A
Bela Junie tem seu ponto de partida escondido numa
observação curiosa e banal: o fato de
que Jean-Pierre Léaud e Anna Karina, respectivamente
ator e atriz mais representativos da nouvelle vague,
jamais vingaram como par romântico. É
sabido que o cinema de Christophe Honoré consiste
simplesmente numa nostalgia fetichista e bobalhona de
reatualizar o cinema francês jovem dos anos 60
que carregava seu espectador pelo charme dos atores,
das atrizes, das situações (Truffaut,
Démy, o primeiro Godard). Em seu mais recente
filme, ele coloca uma moça de beleza excêntrica,
Léa Seydoux, para interpretar uma jovem deprimida
pela morte da mãe que, no essencial, só
existe ali para fazer caras, bocas e pose de Anna Karina.

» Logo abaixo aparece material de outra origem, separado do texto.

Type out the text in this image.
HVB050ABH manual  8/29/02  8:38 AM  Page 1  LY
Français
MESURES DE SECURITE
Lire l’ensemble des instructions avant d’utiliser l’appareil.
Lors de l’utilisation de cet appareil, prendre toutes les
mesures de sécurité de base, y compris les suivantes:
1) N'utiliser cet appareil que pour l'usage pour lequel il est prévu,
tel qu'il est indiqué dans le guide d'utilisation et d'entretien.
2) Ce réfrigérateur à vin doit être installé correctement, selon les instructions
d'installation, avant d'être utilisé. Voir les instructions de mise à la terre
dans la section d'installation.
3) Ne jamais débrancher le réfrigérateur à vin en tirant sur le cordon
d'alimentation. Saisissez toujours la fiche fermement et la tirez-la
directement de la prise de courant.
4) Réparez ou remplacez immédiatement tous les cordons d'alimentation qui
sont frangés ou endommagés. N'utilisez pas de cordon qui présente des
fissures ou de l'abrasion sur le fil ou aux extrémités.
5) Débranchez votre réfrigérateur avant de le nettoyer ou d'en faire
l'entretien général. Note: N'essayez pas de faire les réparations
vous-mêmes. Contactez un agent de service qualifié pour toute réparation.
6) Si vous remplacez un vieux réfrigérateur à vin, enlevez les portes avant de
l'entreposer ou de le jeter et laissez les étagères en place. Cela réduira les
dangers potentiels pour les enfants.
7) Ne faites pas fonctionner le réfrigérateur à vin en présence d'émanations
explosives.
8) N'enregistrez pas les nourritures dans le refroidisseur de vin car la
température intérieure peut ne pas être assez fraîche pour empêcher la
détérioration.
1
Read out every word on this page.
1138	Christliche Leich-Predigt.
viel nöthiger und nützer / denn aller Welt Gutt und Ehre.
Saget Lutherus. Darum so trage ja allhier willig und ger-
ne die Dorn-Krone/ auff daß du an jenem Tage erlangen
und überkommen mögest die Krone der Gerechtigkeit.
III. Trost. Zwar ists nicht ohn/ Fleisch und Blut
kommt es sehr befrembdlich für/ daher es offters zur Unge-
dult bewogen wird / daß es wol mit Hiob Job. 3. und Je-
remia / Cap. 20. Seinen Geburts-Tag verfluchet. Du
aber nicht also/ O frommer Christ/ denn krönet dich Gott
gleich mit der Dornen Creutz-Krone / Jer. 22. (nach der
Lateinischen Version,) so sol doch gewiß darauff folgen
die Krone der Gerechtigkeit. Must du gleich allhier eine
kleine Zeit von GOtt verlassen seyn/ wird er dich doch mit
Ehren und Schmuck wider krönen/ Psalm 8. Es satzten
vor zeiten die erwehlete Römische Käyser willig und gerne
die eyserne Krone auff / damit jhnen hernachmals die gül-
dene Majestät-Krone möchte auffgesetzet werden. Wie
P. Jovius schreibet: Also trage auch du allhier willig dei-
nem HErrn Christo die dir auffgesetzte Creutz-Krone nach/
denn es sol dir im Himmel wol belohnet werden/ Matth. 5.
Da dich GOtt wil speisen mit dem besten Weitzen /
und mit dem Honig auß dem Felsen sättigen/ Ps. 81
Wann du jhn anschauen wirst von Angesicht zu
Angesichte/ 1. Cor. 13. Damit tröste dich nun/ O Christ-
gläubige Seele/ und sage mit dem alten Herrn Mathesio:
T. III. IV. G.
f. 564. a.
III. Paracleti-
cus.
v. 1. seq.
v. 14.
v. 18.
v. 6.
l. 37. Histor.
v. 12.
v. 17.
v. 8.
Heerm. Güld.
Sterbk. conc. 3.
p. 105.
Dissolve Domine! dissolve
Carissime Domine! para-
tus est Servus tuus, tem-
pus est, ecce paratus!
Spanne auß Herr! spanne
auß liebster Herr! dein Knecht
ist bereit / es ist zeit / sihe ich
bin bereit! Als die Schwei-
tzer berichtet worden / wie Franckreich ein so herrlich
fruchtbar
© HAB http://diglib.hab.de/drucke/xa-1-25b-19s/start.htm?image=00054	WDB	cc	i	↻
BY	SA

Contracenando com ela, o (grande) ator apadrinhado por
Jean-Pierre Léaud e símbolo hoje de tudo
o que é cool no cinema francês, Louis Garrel.
E, uma vez que Karina e Léaud não chegaram
a ter seu momento ao sol, o relacionamento desses dois
substitutos também será fadado ao fracasso.
E o filme, idem.
O grande problema de Christophe Honoré é
a cara de pau. Está aí um cineasta que
tem uma sensibilidade de escrita, que consegue criar
algumas dinâmicas interessantes (os irmãos
ou a relação pai-filho de Em Paris)
e tocar através de sua ficção alguma
sensibilidade propriamente contemporânea (o intercâmbio
de parceiros e preferências em Canções
de Amor) o que de forma alguma é banal
, mas, como com Spielberg, sua ânsia de
agradar é tamanha que ele termina por jogar seus
filmes no poço pelo excesso de zelo (no caso
de Honoré o zelo chama-se fofura) que emana das
saídas fáceis e do estabelecimento de
um mínimo denominador comum, sempre a "doçura".
Quem, além de Lars Von Trier, teria a pachorra
de colocar seu personagem fazendo um interlúdio
musical, cantando uma música melancólica,
introspectiva, para reconduzi-lo em seguida à
morte fria? (Ao menos em Dançando no Escuro
pode-se aventar que a morte já era esperada).
Tudo em A Bela Junie existe pelo valor de face.
A ficção propriamente dita é rala,
as situações são requentadas e
mesmo as situações pretensamente charmosas
são no máximo blasé (o que
não o impede de saber filmar sua atriz, mesmo
em chave você-é-minha-Anna-Karina). Mas
até aí, nenhum problema. François
Ozon é um desses cineastas que sabe muito bem
aproveitar o caráter direto e vagabundo do valor
de face (apesar de esquecer de vez em quando, p.ex.
Sob a Areia e O Tempo Que Resta). Mas
uma coisa é a profundidade que Ozon extrai dos
efeitos de superfície (Angel, 5X2,
Gotas d'Água), outra é fingir que
está no fundo do mar quando se está boiando.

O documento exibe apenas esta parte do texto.